Homocysteine is a key substance in the methionine cycle, which is involved in one-carbon methyl group-transfer metabolism. The methylenetetrahydrofolate reductase (
MTHFR) C677T (rs1801133) polymorphism is a well-characterized genetic variant. C677T of the
MTHFR gene results in amino-acid substitution (Ala222Val), and causes a reduction of enzyme activity and higher plasma total homocysteine levels [
1]. The association of this variant with the plasma total homocysteine was confirmed by a recent meta-analysis of genome-wide association studies [
2]. Previous meta-analyses of association studies between total homocysteine, which includes plasma and serum total homocysteine, and schizophrenia suggest that an elevated total homocysteine level is a risk factor for schizophrenia [
3,
4]. However, observational studies have potential limitations, such as confounding, reverse causation, and selection bias. In fact, several findings of observational studies have been shown to be spurious causes by subsequent randomized controlled trials, such as hormone replacement therapy in coronary heart disease, β carotene in lung cancer, and vitamin E and vitamin C in cardiovascular disease [
5]. In addition to genetic variants [
2], many determinants that affect plasma total homocysteine concentrations, including physiologic determinants, such as age and sex, lifestyle determinants, such as vitamin intake, smoking and coffee, and clinical conditions, such as folate deficiency and renal failure, have been reported [
6]. Moreover, whether hyper-homocysteine itself causes schizophrenia or schizophrenia causes hyper-homocysteine has not been clarfied. For examples, the high prevalence of smoking and decreased folate levels in patients with schizophrenia have been reported [
7‐
10], both of which are known to be associated with increased plasma total homocysteine concentrations.

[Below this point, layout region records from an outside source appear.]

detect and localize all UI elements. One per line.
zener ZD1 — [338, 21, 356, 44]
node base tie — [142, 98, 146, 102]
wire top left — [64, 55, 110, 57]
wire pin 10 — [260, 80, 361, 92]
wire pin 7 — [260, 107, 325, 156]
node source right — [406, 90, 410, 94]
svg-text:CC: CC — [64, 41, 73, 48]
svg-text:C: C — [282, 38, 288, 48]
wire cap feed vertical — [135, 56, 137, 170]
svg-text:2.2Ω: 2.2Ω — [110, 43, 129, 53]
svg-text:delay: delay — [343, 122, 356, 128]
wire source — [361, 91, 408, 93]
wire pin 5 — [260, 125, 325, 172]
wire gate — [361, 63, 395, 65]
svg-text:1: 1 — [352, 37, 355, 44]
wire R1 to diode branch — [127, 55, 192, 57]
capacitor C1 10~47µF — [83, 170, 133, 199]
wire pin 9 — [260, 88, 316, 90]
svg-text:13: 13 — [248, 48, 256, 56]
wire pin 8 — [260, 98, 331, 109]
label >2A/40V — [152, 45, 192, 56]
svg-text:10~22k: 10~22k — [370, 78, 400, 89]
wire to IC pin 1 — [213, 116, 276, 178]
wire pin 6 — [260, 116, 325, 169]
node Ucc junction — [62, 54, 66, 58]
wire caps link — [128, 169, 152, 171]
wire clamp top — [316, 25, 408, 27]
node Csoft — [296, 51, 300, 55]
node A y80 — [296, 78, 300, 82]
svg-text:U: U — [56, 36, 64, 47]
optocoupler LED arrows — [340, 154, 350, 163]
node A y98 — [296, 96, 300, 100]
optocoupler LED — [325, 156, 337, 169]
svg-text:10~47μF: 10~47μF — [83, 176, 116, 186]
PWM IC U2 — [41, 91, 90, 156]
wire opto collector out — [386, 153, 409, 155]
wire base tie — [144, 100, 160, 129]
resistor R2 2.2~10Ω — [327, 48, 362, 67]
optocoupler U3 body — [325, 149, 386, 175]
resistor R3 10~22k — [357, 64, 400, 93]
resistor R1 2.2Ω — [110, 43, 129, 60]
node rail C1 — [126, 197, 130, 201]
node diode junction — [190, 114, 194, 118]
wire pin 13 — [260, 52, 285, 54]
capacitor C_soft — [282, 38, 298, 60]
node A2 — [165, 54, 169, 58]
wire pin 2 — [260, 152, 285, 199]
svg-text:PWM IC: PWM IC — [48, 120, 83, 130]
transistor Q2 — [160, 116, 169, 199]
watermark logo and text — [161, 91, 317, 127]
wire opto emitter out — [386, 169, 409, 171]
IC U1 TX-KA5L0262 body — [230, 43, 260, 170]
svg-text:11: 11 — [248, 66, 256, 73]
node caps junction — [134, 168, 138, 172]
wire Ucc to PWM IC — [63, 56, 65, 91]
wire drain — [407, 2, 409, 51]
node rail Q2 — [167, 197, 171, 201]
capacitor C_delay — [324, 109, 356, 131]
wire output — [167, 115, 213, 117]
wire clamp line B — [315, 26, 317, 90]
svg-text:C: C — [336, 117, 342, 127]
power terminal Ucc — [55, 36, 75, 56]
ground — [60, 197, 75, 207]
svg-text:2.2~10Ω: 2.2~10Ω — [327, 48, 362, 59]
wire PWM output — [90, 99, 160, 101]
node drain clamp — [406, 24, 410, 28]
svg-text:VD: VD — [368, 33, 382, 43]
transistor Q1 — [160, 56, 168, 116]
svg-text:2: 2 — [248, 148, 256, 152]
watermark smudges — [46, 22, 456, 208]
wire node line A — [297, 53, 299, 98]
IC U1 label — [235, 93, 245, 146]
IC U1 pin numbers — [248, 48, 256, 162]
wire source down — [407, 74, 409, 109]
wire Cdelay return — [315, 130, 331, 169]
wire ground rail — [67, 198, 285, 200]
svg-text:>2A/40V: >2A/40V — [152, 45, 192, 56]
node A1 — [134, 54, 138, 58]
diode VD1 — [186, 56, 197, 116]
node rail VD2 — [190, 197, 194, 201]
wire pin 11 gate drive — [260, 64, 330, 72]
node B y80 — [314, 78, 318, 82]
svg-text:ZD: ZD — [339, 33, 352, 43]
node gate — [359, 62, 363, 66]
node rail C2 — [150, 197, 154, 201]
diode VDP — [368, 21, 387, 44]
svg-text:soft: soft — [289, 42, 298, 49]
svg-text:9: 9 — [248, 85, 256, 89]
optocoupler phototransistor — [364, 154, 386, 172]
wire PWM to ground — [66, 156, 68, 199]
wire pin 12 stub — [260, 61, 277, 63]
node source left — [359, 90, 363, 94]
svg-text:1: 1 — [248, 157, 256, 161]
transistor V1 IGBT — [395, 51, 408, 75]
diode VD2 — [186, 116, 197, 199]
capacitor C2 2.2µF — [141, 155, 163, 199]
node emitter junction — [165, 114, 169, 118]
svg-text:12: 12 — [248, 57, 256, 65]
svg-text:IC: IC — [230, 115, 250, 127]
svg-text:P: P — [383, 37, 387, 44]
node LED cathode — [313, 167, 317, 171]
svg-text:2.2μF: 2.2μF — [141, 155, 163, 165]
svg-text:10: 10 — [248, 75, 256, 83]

Mendelian randomization refers to the random allocation of alleles at the time of gamete formation. A specific genotype carried by a person results from two such randomized transmission, one from the paternally inherited allele and the other from the maternally allele. As a consequence of these randomizations, genotypes are not expected to be associated with known or unknown confounders for any outcome of interest, except those lying on the causal pathway between the genotype and the outcome. This allows analyzing the genotype-risks factor association (in this case, the genotype-the plasma total homocysteine) and the genotype-outcome association (in this case, the genotype-schizophrenia) in an unconfounded manner [
13]. By combining the results of the genotype-risk factor association and the genotype-outcome association, one can get an estimate of the risk factor-outcome association (in this case, the plasma total homocysteine-schizophrenia). In addition, genetic variants are equivalent to lifetime differences in risk factor (in this case, the plasma total homocysteine), and indicate the long term effects of risk factor on disease (in this case, schizophrenia). They therefore generate more realistic estimates of causal effects between risk factor and disease [
5]. The Mendelian randomization approach has similar properties to the analysis of the intention to treat in randomized controlled trials [
5,
17], and this approach has provided new insights into the pathology of several diseases, such as cardiovascular disease, diabetes, and Parkinson disease [
18‐
26].
In this study, we evaluated a causal relationship between plasma total homocysteine and schizophrenia by conducting a Mendelian randomization analysis based on the MTHFR C677T polymorphism as an instrumental variable.